Ama bu zaman aldığı için,
öğle yemeği sonrası
grup toplantıları düzenledi.
Hastanın acısına karşı koyan
uzman takımı gibiydiler.
Daha önce, hiç kimse acıya bu
şekilde odaklanmamıştı.
Sonrasında, çok çalıştı.
Eline geçen tüm tıp kitaplarını,
"acı" kelimesi geçen her şeyi
dikkatlice not ederek okudu.
Okuduğu 14.000 sayfadan
on yedi buçuğunda "acı" kelimesi vardı.
ON YEDİ BUÇUK.
Hasta olmanın en temel, en yaygın,
en sinir bozucu yanı için.
Bonica şaşırmıştı. Dedi ki,
"Ne çeşit bir sonuçla oraya gelebilirsin?
Hasta açısından en önemli şey olan
acı hakkında konuşmuyorlar."
Gelecek 8 yılda, Bonica bunun hakkında
konuştu, eksik sayfaları yazdı.
Sonraları "Acı'nın Kutsal Kitabı" olarak
bilinen kitabı yazdı.
Kitabında yeni stratejiler,
sinir bloğu iğnesi kullanılan
yeni tedaviler önerdi.
Öğle yemeği toplantılarına dayanarak,
Acı Kliniği diye yeni klinik teklif etti.

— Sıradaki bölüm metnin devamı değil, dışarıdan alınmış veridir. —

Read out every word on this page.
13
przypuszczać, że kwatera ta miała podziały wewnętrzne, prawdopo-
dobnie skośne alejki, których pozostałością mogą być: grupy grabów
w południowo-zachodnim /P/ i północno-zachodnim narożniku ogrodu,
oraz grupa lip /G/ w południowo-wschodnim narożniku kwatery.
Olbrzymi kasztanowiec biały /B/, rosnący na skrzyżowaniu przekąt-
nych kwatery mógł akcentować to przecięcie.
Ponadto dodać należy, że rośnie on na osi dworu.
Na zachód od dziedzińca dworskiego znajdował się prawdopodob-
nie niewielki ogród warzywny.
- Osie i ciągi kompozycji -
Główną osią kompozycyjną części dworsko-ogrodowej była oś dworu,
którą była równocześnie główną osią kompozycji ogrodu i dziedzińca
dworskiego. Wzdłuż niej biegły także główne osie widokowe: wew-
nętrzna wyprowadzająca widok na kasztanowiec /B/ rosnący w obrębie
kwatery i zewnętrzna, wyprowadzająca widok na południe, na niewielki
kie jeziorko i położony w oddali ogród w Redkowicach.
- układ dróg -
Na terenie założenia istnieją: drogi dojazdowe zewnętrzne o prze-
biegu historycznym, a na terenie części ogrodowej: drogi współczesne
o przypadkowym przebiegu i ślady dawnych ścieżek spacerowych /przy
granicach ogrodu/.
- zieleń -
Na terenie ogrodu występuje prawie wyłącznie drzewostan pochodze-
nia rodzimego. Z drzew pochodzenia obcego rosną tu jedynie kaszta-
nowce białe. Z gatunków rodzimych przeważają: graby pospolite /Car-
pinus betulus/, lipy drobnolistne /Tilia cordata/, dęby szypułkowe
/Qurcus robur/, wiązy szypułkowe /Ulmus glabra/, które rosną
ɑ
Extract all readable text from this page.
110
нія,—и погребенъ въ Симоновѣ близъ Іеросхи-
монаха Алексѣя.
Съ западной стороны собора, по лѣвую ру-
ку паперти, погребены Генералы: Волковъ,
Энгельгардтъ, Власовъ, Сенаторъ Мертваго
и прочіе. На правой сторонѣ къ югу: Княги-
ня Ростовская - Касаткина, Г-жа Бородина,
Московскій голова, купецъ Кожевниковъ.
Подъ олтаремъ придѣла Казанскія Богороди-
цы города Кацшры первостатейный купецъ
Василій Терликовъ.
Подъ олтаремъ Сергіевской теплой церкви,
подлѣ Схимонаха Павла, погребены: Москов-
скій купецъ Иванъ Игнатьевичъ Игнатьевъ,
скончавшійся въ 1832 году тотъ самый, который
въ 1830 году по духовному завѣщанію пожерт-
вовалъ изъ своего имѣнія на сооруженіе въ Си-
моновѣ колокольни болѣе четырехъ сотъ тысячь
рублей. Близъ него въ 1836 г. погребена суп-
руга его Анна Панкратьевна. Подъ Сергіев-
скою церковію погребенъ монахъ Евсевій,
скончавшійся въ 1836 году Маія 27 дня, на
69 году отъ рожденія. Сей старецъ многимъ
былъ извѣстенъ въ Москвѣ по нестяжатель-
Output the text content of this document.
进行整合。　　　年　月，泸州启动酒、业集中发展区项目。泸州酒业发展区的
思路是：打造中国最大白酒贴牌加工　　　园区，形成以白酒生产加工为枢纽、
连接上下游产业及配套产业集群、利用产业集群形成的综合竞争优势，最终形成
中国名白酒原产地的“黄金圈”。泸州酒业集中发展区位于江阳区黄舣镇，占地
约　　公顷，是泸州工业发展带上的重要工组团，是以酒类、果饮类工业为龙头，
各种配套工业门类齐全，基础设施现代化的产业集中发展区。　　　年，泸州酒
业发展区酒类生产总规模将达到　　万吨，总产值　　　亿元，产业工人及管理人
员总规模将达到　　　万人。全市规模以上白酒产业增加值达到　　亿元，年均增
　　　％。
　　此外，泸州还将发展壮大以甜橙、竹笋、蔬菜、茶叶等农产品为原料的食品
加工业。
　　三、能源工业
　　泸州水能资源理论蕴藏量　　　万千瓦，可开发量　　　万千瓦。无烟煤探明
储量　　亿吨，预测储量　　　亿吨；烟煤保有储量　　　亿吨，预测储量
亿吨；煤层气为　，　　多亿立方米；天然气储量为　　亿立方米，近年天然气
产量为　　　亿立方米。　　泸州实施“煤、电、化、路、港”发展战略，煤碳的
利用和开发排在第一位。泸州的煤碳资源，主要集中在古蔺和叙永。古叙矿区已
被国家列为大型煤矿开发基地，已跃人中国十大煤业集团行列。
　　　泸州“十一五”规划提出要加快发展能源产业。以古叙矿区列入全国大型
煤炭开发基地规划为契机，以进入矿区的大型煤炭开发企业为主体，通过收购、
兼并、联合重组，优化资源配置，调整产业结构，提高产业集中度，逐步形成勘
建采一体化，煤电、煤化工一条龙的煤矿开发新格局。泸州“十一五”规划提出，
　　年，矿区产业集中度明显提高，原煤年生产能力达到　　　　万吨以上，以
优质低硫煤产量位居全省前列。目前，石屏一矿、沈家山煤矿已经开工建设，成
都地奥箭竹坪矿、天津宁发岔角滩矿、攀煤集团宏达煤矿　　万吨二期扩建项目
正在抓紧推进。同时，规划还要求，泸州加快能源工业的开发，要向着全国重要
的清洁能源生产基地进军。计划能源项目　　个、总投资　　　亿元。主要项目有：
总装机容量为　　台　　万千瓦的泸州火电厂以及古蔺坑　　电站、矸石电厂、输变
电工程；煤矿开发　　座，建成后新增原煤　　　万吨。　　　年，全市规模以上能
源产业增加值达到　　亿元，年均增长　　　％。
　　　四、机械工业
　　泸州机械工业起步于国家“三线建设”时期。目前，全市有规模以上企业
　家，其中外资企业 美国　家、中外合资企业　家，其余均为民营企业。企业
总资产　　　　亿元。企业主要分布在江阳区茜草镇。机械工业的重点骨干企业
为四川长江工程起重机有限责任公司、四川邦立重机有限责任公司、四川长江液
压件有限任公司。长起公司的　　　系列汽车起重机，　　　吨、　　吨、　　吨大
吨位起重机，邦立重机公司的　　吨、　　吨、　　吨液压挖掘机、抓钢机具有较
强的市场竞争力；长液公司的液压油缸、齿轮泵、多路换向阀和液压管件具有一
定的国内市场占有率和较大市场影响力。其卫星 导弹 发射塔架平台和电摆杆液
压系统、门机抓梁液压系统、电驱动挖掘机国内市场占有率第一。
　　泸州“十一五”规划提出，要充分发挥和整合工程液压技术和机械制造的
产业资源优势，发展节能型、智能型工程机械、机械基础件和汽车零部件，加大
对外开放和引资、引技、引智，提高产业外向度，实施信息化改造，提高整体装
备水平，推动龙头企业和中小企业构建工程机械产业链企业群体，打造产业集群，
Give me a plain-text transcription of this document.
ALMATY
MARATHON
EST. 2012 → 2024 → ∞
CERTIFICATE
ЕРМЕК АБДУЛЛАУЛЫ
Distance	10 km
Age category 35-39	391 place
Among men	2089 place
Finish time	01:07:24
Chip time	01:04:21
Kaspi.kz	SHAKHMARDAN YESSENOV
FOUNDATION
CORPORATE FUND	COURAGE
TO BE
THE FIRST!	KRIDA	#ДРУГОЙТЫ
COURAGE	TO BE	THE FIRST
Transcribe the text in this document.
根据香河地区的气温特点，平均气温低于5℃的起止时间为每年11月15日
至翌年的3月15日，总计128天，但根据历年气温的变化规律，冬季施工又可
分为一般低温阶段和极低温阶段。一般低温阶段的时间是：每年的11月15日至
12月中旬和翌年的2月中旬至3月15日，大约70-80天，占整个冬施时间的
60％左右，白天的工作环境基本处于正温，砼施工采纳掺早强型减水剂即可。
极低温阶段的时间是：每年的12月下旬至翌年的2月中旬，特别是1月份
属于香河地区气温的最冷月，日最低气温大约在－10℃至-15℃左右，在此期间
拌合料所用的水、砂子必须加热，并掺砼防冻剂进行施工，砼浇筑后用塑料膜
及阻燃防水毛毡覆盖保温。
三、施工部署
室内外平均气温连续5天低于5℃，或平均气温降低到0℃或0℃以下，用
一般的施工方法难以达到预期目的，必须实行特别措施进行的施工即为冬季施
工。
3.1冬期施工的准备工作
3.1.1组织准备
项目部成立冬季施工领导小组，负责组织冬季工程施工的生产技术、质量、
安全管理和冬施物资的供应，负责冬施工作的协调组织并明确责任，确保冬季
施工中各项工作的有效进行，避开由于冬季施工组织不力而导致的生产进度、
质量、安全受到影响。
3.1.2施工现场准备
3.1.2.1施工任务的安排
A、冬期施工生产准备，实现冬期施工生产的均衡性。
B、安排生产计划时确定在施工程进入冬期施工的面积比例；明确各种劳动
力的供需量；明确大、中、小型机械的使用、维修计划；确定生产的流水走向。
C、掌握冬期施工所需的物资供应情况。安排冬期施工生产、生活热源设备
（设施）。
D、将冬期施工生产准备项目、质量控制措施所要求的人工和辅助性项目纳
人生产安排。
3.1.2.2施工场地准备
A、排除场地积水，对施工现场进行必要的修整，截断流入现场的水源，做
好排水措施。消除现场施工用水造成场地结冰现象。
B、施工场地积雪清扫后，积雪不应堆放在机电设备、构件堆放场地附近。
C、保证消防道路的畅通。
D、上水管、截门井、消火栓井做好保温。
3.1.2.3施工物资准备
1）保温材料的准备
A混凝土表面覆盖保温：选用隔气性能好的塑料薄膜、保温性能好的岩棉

Ama kitabıyla ilgili en önemli şey,
tıpta, duygusal bir alarm
çeşidi olmasıydı.
Doktorların, hastaların hayatlarındaki acıyı
ciddiye almaları için umutsuzca bir istek..
Tıbbın amacını yeniden belirledi.
Amaç, hastaları daha iyi etmek değil;
hastaları daha iyi hissettirmekti.
Onlarca yıl ağrısını,
gündeminden uzak tuttu
ve nihayetinde 70'lerin ortasında
acısı ortaya çıktı.
Dünyada yüzlerce acı kliniği türedi.
Fakat türedikçe, trajik bir düğüm.
Bonica'nın güreş yılları onu yakaladı.
20 yılı aşkın süredir ringlerin
dışında kaldı.
Ama 1500 müsabaka vücudunda iz bırakmıştı.
50'li yaşların ortasına geldiğinde
hala osteoartrit hastasıydı.
Sonraki 20 yıl, 4 omurga ameliyatı,
kalça protezi üstüne kalça protezi
olmak üzere 22 ameliyat geçirdi.
Neredeyse kolunu kaldıramıyor
boynunu döndüremiyordu.
Yürümek için aluminyum koltuk
değneklerine ihtiyacı vardı.
Arkadaşları ve
eski öğrencileri onun doktoru oldular.
Birine göre, dünyadaki en çok sinir bloğu
iğnesi alan kişiydi.
Zaten işkolikti, günde
15-18 saaten fazla çalıştı.
İyileştirmek, onun için işten fazlasıydı.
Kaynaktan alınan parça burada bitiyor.